Franz Johann von Reischach

Franz Josef Johann Nepomuk Fidel Freiherr von Reischach (Waldshut, 13 mei 1730 - Hietzing, 12 september 1807) was een generaal-majoor en keizerlijk gezant in het aartshertogdom Oostenrijk.

Dankzij de goede familiale contacten met het keizerlijk hof te Wenen was Reischach voorbestemd voor een loopbaan binnen de Duitse Orde. Hij behaalde met name in 1771 de hoogste graad van generaal-majoor in het keizerlijk leger. Vanaf zijn ridderwijding in 1753 werd hij commandeur van een aantal nederzettingen van de Duitse Orde in de provincie Biesen. In 1782 volgde hij zijn vader op als keizerlijk gezant in Den Haag. Vanwege zijn zwakke gezondheid had hij zijn militaire loopbaan moeten beëindigen.

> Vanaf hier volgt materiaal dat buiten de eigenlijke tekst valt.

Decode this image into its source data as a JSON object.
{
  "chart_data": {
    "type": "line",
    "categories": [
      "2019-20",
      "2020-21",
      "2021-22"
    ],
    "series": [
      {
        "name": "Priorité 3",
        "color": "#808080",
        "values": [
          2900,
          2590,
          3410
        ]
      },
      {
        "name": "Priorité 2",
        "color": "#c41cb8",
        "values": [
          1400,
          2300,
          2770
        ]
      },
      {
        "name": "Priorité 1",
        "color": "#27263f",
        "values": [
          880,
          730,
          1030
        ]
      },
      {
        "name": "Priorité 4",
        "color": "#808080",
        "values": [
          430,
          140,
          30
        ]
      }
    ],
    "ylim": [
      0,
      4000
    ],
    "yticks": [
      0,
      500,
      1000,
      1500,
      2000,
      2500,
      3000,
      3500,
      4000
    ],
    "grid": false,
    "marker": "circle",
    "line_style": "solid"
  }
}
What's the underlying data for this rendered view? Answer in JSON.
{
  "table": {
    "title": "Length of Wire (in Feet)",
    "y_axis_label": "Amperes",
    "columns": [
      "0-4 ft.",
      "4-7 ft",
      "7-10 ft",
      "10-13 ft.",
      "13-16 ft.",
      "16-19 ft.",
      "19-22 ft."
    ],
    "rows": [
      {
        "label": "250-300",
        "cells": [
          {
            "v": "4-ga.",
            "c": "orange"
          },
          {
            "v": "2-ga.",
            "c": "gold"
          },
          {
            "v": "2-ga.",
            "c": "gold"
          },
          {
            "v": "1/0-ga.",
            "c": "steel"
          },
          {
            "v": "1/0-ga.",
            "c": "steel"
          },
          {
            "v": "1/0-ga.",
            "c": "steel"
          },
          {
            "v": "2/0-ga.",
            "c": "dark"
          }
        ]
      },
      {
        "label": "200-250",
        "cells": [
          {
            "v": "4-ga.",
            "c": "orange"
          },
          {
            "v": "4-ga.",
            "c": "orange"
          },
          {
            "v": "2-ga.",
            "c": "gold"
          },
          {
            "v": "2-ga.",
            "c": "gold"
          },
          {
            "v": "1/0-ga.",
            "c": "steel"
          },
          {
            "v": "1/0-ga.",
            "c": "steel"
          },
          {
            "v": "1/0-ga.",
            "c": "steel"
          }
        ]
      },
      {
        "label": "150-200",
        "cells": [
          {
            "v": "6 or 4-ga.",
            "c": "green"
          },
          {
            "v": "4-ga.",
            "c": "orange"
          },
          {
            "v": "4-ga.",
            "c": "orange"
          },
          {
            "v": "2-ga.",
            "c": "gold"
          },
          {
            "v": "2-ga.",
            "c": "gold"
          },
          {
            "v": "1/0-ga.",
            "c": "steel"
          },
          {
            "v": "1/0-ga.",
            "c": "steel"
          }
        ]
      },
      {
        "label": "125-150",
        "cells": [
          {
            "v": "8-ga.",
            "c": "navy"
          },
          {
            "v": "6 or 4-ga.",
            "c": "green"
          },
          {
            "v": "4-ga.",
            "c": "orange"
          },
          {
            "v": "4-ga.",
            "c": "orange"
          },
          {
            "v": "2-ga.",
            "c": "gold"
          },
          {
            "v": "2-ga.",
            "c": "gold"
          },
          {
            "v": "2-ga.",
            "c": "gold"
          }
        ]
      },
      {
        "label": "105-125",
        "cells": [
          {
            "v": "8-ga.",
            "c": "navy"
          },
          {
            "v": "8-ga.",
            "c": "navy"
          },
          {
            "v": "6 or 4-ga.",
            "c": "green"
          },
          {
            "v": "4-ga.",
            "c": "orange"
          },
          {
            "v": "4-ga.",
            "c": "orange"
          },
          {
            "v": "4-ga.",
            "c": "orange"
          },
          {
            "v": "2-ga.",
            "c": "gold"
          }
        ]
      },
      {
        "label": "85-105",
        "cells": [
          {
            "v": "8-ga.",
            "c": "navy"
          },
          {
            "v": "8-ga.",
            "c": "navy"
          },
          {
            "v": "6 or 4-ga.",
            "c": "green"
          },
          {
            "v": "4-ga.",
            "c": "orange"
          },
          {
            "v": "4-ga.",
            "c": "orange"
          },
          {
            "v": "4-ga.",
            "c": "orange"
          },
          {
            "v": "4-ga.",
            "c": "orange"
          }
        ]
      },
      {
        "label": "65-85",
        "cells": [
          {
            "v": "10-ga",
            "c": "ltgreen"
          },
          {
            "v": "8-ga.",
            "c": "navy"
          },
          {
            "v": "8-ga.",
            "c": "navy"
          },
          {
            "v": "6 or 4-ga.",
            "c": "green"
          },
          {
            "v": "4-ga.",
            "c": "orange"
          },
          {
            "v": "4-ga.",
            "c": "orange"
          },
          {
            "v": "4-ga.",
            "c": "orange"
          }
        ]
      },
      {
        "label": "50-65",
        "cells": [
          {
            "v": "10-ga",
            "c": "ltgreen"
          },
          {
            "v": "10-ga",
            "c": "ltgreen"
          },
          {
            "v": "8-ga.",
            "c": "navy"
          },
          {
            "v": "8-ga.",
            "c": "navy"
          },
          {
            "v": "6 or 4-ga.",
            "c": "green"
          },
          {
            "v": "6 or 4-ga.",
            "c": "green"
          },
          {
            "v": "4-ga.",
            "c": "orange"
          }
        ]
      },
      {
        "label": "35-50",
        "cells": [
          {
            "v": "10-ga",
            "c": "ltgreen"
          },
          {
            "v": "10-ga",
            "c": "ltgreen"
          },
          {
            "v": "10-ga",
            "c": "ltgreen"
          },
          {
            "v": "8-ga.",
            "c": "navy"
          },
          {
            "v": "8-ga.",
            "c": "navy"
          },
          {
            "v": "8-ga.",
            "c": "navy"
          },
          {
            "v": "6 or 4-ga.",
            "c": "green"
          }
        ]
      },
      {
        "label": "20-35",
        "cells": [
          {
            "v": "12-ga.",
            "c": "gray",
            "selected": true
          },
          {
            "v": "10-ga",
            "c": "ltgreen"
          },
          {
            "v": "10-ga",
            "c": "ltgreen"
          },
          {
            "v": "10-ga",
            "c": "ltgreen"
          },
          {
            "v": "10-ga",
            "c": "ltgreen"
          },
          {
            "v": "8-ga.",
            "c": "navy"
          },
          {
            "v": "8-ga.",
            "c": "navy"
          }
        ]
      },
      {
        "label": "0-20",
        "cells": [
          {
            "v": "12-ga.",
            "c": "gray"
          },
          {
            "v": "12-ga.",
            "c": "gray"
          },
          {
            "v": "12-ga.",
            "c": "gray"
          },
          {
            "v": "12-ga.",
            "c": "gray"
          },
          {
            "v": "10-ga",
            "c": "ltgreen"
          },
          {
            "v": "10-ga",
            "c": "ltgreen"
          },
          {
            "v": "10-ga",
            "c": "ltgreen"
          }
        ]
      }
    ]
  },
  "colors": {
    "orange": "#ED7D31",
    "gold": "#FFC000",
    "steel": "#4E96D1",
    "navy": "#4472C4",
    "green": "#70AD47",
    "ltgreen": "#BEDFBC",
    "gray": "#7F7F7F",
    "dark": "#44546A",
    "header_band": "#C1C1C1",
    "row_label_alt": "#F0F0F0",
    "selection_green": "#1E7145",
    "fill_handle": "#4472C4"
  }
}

Reischach werd in 1784 landcommandeur van Alden Biesen, de hoofdzetel van de balije Biesen. Reischach probeerde zijn nieuwe functie te combineren met zijn gezantschap in Den Haag, maar door zijn zwakke gezondheid werd hij uit de functie van gezant ontslagen. Hij richtte zich in Alden Biesen vooral op de aanleg van een nieuwe tuin: in 1786-1787 liet hij de Engelse Tuin aanleggen door Ghislain-Joseph Henry. Met de financiële en administratieve problemen die hij geërfd had van zijn voorganger, hield hij zich nauwelijks bezig. Toen in juni 1794 de Franse legers naderden, vluchtte Reischach naar zijn broer Sigismund in Augsburg. Reischach was ziek en bijna geheel blind, en ging eerst naar een kuuroord in Karlsbad. Daarna reisde hij verder naar zijn broer Simon Thaddeüs Adam, die een ministerspost bekleedde in het keizerrijk. Reischach vestigde zich in Wenen en overleed in 1807 in Hietzing.